Title: A doubly composite Chernoff-Stein lemma and its applications

Title: 一个双重复合Chernoff-Stein引理及其应用

Authors:Ludovico Lami
Abstract: Given a sequence of random variables $X^n=X_1,\ldots, X_n$, discriminating between two hypotheses on the underlying probability distribution is a key task in statistics and information theory. Of interest here is the Stein exponent, i.e. the largest rate of decay (in $n$) of the type II error probability for a vanishingly small type I error probability. When the hypotheses are simple and i.i.d., the Chernoff-Stein lemma states that this is given by the relative entropy between the single-copy probability distributions. Generalisations of this result exist in the case of composite hypotheses, but mostly to settings where the probability distribution of $X^n$ is not genuinely correlated, but rather, e.g., a convex combination of product distributions with components taken from a base set. Here, we establish a general Chernoff-Stein lemma that applies to the setting where both hypotheses are composite and genuinely correlated, satisfying only generic assumptions such as convexity (on both hypotheses) and some weak form of permutational symmetry (on either hypothesis). Our result, which strictly subsumes most prior work, is proved using a refinement of the blurring technique developed in the context of the generalised quantum Stein's lemma [Lami, IEEE Trans. Inf. Theory 2025]. In this refined form, blurring is applied symbol by symbol, which makes it both stronger and applicable also in the absence of permutational symmetry.

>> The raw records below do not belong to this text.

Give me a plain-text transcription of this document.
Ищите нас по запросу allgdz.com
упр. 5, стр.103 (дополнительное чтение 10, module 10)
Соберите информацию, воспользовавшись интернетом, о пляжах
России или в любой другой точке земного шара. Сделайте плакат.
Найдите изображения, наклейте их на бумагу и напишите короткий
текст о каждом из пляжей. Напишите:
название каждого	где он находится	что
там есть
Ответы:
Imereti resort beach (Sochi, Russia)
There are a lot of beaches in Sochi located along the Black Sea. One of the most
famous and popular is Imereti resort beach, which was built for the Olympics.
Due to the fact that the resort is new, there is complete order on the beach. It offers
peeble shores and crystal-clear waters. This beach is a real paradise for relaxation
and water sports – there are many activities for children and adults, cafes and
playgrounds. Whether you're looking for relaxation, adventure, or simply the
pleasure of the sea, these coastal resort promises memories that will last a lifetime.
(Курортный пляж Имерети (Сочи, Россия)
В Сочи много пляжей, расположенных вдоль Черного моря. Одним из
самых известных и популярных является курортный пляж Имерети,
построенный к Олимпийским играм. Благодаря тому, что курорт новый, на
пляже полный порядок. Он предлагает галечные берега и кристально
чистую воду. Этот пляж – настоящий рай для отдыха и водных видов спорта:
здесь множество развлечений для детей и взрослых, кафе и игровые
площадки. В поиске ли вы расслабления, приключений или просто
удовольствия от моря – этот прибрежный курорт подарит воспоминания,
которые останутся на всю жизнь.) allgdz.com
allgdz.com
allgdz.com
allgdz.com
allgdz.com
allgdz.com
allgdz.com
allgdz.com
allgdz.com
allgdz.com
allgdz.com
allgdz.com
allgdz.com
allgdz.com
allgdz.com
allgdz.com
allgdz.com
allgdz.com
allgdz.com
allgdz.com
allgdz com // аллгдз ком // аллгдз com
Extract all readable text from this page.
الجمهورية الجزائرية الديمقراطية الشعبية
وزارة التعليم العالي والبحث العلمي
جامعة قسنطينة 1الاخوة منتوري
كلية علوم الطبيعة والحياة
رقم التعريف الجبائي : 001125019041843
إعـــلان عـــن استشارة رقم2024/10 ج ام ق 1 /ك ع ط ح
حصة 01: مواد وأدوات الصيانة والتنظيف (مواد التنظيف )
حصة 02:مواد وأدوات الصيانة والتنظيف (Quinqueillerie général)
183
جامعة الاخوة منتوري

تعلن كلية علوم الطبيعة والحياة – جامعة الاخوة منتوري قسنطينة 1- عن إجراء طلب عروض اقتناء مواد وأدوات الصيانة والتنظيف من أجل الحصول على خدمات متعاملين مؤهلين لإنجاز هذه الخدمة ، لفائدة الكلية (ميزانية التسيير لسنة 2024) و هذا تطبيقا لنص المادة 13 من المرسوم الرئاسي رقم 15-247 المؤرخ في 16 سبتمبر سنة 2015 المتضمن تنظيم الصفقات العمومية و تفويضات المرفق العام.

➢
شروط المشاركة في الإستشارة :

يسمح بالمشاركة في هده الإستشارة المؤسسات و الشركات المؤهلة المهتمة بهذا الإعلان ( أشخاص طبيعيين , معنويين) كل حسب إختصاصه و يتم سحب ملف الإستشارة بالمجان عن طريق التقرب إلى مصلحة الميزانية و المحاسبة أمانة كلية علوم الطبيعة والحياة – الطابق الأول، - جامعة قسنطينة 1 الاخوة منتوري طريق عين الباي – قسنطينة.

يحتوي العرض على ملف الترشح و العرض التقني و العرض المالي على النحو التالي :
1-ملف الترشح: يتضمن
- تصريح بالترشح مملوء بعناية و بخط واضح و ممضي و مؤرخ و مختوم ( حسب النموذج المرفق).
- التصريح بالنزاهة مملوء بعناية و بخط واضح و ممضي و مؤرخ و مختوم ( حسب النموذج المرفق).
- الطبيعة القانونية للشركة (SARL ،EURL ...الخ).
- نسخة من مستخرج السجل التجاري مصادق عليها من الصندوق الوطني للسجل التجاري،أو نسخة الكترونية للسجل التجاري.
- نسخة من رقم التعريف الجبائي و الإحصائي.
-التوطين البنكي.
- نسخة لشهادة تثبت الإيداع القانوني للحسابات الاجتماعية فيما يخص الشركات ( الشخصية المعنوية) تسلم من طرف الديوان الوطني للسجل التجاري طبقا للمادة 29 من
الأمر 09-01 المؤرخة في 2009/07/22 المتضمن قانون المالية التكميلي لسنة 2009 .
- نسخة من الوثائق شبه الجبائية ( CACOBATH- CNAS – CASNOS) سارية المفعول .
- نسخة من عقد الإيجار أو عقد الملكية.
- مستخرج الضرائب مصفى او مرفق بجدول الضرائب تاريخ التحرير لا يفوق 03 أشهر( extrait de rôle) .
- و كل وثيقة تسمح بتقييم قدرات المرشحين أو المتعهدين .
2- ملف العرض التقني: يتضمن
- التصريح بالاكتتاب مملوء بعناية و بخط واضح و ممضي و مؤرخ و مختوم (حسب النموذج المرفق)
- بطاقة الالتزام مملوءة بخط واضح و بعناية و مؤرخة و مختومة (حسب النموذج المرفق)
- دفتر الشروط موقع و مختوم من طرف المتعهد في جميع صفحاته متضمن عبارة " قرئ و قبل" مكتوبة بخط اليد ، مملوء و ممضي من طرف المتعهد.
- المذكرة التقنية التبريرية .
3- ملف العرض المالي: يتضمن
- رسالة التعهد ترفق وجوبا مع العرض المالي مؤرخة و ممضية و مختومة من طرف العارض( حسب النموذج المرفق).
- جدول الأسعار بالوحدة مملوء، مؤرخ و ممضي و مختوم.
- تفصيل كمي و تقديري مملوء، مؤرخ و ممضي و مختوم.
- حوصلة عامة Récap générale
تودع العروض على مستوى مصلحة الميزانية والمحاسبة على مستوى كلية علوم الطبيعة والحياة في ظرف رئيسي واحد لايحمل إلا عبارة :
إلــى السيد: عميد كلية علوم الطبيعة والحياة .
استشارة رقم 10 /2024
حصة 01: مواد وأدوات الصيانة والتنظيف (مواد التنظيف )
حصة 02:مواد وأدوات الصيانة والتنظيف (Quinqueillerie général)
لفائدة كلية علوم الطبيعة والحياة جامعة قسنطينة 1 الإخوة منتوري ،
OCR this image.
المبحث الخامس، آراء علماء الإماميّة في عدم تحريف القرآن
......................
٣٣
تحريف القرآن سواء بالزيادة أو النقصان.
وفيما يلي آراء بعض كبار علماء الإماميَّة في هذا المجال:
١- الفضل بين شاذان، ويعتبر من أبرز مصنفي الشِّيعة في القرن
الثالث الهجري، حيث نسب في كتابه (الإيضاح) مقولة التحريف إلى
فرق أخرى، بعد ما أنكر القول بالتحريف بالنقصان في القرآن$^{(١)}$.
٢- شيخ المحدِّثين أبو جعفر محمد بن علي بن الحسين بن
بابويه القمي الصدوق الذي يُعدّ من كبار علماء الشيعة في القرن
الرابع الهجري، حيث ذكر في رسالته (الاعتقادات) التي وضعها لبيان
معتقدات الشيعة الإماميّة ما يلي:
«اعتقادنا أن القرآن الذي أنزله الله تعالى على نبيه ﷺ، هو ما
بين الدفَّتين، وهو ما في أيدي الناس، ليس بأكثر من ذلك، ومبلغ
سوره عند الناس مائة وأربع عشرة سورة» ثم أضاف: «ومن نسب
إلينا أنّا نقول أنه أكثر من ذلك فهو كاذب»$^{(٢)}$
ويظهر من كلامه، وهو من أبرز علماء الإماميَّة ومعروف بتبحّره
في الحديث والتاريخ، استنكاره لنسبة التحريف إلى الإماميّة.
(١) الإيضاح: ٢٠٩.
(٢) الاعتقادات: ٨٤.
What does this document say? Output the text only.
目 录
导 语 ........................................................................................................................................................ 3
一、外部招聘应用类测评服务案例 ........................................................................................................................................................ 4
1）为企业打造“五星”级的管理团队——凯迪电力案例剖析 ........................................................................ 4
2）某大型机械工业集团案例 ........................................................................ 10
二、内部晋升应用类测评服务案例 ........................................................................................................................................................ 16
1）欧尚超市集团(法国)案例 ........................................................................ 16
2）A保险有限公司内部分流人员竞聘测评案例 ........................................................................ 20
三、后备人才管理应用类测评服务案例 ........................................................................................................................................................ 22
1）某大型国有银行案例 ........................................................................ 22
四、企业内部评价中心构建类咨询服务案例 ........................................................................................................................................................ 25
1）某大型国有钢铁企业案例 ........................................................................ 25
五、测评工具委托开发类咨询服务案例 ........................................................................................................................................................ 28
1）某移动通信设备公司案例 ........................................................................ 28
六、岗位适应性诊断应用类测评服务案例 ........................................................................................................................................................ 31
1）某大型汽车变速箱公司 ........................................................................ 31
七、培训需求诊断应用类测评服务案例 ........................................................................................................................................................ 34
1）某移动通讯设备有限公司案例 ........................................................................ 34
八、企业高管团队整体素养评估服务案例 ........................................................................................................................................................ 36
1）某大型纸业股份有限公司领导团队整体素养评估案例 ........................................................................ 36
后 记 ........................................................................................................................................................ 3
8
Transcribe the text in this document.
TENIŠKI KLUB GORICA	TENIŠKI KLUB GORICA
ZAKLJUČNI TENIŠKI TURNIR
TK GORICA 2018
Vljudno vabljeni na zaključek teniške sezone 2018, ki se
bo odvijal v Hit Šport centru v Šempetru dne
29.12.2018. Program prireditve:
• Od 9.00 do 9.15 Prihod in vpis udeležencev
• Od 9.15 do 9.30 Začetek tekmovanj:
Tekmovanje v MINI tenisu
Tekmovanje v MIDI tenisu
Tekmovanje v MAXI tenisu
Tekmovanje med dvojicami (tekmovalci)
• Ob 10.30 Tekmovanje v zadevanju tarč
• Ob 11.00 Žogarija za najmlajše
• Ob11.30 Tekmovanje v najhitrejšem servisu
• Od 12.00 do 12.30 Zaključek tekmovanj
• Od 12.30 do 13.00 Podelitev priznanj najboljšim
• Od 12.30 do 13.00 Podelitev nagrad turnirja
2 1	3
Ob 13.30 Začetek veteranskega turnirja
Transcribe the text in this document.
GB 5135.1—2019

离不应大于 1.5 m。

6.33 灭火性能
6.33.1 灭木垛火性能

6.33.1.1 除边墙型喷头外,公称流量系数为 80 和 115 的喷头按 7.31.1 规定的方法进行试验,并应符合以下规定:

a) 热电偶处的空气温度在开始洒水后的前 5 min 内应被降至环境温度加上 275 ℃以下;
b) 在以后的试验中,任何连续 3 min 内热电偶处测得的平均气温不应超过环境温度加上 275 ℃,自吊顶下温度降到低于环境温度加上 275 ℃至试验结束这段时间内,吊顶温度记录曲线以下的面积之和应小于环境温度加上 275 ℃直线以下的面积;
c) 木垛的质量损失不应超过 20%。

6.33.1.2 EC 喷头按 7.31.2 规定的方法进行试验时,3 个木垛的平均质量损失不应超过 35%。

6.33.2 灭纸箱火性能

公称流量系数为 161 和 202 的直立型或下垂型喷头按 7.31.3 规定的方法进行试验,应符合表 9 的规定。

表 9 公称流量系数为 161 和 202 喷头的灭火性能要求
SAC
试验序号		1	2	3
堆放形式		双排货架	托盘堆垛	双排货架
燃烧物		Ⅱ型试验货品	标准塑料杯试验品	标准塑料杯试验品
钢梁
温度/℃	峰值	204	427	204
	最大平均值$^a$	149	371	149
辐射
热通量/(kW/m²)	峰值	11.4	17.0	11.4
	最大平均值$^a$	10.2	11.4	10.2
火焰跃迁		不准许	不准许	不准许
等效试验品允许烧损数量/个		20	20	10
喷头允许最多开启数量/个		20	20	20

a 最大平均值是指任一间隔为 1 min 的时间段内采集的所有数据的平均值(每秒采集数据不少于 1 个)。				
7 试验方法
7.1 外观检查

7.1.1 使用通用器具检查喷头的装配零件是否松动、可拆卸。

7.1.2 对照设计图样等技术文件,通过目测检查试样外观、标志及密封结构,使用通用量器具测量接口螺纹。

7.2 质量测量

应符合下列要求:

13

The second part of the work is devoted to applications: we provide a single-letter formula for the Stein exponent characterising the discrimination of broad families of null hypotheses vs a composite i.i.d. or an arbitrarily varying alternative hypothesis, and establish a 'constrained de Finetti reduction' statement that covers a wide family of convex constraints. Applications to quantum hypothesis testing are explored in a related paper [Lami, arXiv:today].
Abstract: 给定一个随机变量序列$X^n=X_1,\ldots, X_n$,在基础概率分布上区分两个假设是统计学和信息论中的关键任务。 此处关注的是Stein指数,即当类型I错误概率趋于零时,类型II错误概率在$n$方面的最大衰减率。 当假设是简单且独立同分布时,Chernoff-Stein引理指出,这由单个副本概率分布之间的相对熵给出。 在复合假设的情况下,这一结果存在推广,但主要适用于$X^n$的概率分布并非真正相关,而是例如从基本集合中选取的乘积分布的凸组合的情况。 在此工作中,我们建立了一个一般的Chernoff-Stein引理,适用于两个假设都是复合且真正相关的场景,仅需满足一些通用假设,如凸性(在两个假设上)以及某种弱形式的排列对称性(在一个假设上)。 我们的结果严格涵盖了大多数先前的工作,其证明使用了在广义量子Stein引理背景下开发的模糊技术的改进版本[Lami, IEEE Trans. Inf. Theory 2025]。 在这种改进形式下,模糊技术逐个符号应用,使其更强,并且在没有排列对称性的条件下也适用。 工作的第二部分致力于应用:我们提供了一个单字母公式,用于表征区分广泛的零假设与复合独立同分布或任意变化的替代假设的Stein指数,并建立了一个“受限的de Finetti约简”陈述,涵盖了一大类凸约束。 在相关论文[Lami, arXiv:today]中探讨了量子假设检验的应用。
Comments: 50+4 pages
Subjects: Information Theory (cs.IT) ; Mathematical Physics (math-ph); Quantum Physics (quant-ph)
Cite as: arXiv:2510.06342 [cs.IT]
  (or arXiv:2510.06342v1 [cs.IT] for this version)
  https://doi.org/10.48550/arXiv.2510.06342
arXiv-issued DOI via DataCite

Submission history

From: Ludovico Lami [view email]
[v1] Tue, 7 Oct 2025 18:06:30 UTC (57 KB)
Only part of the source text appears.